Importantly, the benefits generated by these markets must extend beyond financial institutions to the communities that safeguard many of the world’s most important ecosystems, with revenue streams, digital tools and market access increasingly directed towards community-led climate initiatives. At the same time, countries are supported in building sovereign-grade climate market infrastructure capable of attracting global investment and unlocking the value of natural capital through credible national frameworks.

Underlying this entire ecosystem is connectivity – the ability to link registries, exchanges, custodians, project developers, financial institutions and investors through interoperable digital infrastructure that removes fragmentation across markets and geographies. When these elements operate together, capital can flow more efficiently into sustainable real-world assets, providing investors with access to verified, transparent and liquid opportunities while enabling climate action to scale economically. In this way, the 7Cs framework reinforces a fundamental principle: sustainability initiatives can only achieve global impact when environmental integrity, economic value and market infrastructure operate as a single, connected system.

 

Ambition is not enough

Perhaps the most important lesson emerging from global climate discussions is that ambition alone is not enough. The world does not lack climate commitments, sustainability targets or environmental initiatives. What it lacks is the infrastructure required to translate those ambitions into functioning financial markets. Without a trusted digital infrastructure, climate markets remain fragmented, regional and capital-constrained.
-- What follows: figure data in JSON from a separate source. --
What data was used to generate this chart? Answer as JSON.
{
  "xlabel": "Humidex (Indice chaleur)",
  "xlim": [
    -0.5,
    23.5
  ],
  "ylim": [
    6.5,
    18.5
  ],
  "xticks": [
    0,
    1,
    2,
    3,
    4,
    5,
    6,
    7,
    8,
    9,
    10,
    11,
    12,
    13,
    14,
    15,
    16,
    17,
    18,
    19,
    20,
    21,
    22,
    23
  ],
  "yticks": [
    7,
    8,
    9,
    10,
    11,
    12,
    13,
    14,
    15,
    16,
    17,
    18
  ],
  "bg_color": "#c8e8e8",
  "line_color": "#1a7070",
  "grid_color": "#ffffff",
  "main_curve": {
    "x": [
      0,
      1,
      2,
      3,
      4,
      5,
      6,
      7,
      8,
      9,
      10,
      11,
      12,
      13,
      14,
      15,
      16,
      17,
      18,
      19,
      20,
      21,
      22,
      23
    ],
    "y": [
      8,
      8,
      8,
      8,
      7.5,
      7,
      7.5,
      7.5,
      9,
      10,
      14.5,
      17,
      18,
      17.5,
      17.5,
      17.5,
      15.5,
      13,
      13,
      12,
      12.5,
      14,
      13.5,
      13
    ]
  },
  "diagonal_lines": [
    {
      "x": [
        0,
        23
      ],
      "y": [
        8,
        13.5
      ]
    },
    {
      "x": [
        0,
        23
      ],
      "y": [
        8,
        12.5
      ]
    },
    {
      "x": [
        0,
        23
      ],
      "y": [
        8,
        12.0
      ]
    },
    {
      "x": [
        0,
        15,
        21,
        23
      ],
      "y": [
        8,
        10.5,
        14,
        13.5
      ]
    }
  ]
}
We are at the early stages of what will likely become one of the most significant financial transformations of the coming decades. Sustainable digital RWAs have the potential to reshape how global markets value natural capital, sustainability outcomes and resource production. For countries rich in natural resources (particularly across the Global South), this transformation represents a major economic opportunity. Many of the world’s most valuable climate assets already exist within these regions, from biodiversity and forests to critical minerals and renewable energy potential.
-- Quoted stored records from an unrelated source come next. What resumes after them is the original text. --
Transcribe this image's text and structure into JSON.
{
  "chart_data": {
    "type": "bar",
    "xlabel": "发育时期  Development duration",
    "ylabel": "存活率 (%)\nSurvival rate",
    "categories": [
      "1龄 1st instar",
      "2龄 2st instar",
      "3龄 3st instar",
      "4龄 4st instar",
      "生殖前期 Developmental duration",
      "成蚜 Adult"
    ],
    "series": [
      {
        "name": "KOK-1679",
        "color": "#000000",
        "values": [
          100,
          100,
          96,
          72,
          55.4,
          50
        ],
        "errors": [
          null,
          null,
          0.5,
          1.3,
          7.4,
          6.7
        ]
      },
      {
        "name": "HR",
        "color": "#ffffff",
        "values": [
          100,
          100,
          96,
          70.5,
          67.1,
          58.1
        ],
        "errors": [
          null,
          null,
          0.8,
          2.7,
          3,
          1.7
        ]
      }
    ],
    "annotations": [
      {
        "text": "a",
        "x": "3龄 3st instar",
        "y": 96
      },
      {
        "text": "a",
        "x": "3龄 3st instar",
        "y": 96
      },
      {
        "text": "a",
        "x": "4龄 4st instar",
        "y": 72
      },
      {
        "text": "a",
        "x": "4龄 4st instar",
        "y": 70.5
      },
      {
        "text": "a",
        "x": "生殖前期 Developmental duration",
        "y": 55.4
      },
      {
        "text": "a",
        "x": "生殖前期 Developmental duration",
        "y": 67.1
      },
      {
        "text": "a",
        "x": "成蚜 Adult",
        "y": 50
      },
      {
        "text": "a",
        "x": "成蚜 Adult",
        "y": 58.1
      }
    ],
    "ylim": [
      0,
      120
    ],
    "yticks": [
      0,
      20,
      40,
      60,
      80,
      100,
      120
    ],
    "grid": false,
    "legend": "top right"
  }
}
The challenge now is to structure these assets in ways that allow them to participate fully in global capital markets. With the right interoperable infrastructure, that opportunity can be realised.  And when climate assets become trusted, investable and liquid, the flow of traditional and digital capital needed to support a more resilient global economy can finally begin to scale.

 

The next phase of climate finance will not be defined by pledges but by infrastructural transformation.